Pinkerton şimdi ne kadar anlamsız davrandığını fark ediyor. Dokundu, gözyaşlarında, unutulmaz saatler süren aşkını geçirdiği eve elveda dedi.

Pinkerton ayrılır ayrılmaz, Suzuki ve Kat odaya girerler. Suzuki, Chio-Cio-San'ı oğlunu babasına ve beyaz karısına vermeye ikna etmeye söz verir. Kattan metniyle görüşmemek için derhal ayrılmasını ister.

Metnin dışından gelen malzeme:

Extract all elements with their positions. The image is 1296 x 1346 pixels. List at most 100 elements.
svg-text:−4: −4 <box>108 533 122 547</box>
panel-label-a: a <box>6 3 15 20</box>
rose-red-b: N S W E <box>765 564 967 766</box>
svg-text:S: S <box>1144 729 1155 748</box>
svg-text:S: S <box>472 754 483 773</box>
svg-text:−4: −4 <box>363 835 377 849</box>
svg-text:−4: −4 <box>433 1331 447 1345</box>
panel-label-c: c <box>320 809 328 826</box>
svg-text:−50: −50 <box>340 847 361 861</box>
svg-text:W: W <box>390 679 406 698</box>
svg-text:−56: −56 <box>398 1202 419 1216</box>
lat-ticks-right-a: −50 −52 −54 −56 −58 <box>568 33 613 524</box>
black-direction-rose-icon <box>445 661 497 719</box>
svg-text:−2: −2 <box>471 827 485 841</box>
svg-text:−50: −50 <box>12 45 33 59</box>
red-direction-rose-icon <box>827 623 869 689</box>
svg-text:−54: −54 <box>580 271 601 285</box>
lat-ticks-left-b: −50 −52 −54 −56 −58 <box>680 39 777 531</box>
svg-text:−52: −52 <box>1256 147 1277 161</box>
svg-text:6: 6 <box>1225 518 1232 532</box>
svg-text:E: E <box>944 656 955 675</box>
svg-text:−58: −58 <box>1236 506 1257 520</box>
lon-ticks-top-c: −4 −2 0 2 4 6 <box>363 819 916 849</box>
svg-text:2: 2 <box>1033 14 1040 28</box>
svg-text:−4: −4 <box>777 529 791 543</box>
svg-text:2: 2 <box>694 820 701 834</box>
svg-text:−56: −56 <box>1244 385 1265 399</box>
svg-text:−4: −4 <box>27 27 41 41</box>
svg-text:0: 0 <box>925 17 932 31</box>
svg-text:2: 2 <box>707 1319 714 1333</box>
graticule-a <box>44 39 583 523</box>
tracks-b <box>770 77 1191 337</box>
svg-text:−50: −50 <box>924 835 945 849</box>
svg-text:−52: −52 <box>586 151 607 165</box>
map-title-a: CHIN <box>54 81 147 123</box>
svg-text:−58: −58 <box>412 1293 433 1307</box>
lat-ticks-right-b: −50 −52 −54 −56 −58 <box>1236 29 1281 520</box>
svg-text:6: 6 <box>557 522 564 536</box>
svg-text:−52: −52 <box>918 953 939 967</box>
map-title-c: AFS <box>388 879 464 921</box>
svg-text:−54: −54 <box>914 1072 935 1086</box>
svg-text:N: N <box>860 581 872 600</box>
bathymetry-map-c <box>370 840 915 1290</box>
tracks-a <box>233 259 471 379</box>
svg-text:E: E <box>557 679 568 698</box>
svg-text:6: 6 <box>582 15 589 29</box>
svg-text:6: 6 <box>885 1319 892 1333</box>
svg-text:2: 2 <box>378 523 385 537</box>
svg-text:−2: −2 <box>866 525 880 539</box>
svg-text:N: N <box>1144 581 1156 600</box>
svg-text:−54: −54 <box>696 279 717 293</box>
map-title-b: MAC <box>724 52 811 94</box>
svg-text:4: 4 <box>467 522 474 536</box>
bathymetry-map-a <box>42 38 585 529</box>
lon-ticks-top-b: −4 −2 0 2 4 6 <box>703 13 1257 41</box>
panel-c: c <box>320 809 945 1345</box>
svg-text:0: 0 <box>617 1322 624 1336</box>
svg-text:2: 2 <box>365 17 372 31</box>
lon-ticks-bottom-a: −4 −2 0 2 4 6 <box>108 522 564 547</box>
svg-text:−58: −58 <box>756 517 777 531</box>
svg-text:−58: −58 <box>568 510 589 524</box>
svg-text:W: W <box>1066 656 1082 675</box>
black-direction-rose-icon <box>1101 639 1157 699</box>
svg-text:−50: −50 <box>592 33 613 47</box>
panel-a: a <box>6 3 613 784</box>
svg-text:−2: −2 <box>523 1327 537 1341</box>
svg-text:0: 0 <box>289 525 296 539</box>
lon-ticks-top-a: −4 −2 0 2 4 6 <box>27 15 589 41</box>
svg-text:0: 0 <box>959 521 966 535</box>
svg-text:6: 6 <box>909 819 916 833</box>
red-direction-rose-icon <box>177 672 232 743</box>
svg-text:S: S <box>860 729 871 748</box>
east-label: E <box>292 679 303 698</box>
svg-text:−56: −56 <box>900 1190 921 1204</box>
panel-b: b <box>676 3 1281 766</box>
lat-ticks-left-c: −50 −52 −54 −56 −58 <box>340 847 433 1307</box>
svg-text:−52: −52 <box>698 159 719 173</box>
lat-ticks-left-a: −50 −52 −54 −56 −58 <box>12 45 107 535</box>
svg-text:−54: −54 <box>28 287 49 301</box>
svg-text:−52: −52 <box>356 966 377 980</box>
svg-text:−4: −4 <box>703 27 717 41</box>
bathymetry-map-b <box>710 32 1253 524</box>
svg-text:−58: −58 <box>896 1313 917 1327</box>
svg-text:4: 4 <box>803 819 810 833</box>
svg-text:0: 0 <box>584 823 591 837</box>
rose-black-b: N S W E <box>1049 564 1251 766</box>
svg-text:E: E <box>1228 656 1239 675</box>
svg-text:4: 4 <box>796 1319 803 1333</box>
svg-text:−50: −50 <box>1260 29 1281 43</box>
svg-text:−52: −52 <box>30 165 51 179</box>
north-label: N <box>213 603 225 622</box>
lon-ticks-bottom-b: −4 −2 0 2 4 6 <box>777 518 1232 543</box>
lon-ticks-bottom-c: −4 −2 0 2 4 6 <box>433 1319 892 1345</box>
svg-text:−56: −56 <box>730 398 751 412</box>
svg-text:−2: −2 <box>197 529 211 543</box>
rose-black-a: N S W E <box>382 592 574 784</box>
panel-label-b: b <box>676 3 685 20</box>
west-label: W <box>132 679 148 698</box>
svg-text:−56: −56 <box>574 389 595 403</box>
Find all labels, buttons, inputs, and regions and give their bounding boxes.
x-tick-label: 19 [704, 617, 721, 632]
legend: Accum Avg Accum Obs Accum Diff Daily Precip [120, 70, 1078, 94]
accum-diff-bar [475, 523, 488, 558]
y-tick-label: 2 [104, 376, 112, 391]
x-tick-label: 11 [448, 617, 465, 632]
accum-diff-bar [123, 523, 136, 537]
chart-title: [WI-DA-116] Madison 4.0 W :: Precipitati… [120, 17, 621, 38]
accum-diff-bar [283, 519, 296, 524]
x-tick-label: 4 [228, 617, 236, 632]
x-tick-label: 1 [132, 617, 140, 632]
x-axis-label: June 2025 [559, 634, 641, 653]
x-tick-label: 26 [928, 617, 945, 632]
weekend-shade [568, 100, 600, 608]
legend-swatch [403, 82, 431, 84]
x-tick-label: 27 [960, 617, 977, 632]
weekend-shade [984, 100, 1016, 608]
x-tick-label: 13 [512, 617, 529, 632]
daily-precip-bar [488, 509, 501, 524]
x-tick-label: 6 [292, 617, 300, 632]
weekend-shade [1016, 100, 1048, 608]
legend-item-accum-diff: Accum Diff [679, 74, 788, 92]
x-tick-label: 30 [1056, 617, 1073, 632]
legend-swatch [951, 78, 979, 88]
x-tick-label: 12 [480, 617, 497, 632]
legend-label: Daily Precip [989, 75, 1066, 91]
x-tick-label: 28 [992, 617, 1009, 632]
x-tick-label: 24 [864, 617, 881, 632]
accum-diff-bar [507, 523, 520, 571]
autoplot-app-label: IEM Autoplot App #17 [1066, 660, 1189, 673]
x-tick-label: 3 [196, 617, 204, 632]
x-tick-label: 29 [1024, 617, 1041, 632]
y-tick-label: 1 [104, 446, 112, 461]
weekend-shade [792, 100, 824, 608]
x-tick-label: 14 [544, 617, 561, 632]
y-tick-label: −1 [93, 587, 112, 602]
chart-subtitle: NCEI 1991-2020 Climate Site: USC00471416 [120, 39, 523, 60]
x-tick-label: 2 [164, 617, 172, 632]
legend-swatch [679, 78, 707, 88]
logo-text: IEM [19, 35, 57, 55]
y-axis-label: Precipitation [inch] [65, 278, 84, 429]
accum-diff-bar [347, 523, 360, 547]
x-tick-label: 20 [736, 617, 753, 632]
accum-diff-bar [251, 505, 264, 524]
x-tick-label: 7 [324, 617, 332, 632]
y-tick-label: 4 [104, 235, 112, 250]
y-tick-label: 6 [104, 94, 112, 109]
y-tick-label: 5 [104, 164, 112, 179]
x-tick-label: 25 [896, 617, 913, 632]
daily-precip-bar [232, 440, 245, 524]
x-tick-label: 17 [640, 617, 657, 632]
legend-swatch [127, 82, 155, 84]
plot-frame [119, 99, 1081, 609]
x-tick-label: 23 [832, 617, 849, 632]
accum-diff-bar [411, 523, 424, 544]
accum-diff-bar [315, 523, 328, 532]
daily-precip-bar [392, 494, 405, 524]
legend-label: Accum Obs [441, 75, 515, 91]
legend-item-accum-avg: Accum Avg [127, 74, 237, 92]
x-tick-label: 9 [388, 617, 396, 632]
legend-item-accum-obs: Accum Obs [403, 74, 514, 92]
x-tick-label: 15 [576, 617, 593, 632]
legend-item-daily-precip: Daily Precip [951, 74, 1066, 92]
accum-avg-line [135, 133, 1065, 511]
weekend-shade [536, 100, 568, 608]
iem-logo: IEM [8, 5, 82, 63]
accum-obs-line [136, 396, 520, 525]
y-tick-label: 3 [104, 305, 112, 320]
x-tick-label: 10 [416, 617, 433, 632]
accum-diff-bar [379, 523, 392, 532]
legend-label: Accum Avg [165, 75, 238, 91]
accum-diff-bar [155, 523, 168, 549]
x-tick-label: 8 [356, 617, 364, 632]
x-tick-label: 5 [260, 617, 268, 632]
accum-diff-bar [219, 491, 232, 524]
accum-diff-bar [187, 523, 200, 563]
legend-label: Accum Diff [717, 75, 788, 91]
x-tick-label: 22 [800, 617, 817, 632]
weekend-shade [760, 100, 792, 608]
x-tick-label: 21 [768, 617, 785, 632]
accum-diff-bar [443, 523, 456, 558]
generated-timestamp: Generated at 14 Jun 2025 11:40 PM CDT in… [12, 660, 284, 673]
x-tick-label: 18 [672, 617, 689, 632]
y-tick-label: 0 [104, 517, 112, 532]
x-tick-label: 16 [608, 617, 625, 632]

Ancak eşikte, Cio-Cio-San aniden belirir. Pinkerton'un geldiğini ve beyaz bir kadın gördüğünü düşünüyordu. Açıklamaya gerek yok: Sevgi dolu bir Japon kadının kalbi, konsolosun sert yüzünün ve Suzuki'nin korkmuş, kafası karışmış sözlerinin söylediklerinden daha fazlasını hissediyor. Bir an için dehşete düştü: kocası ölmüş olabilirdi ... ama bunun doğru olmadığını zaten biliyor, Pinkerton sadece onun için öldü. Kahramanca bir vuruş yaptı.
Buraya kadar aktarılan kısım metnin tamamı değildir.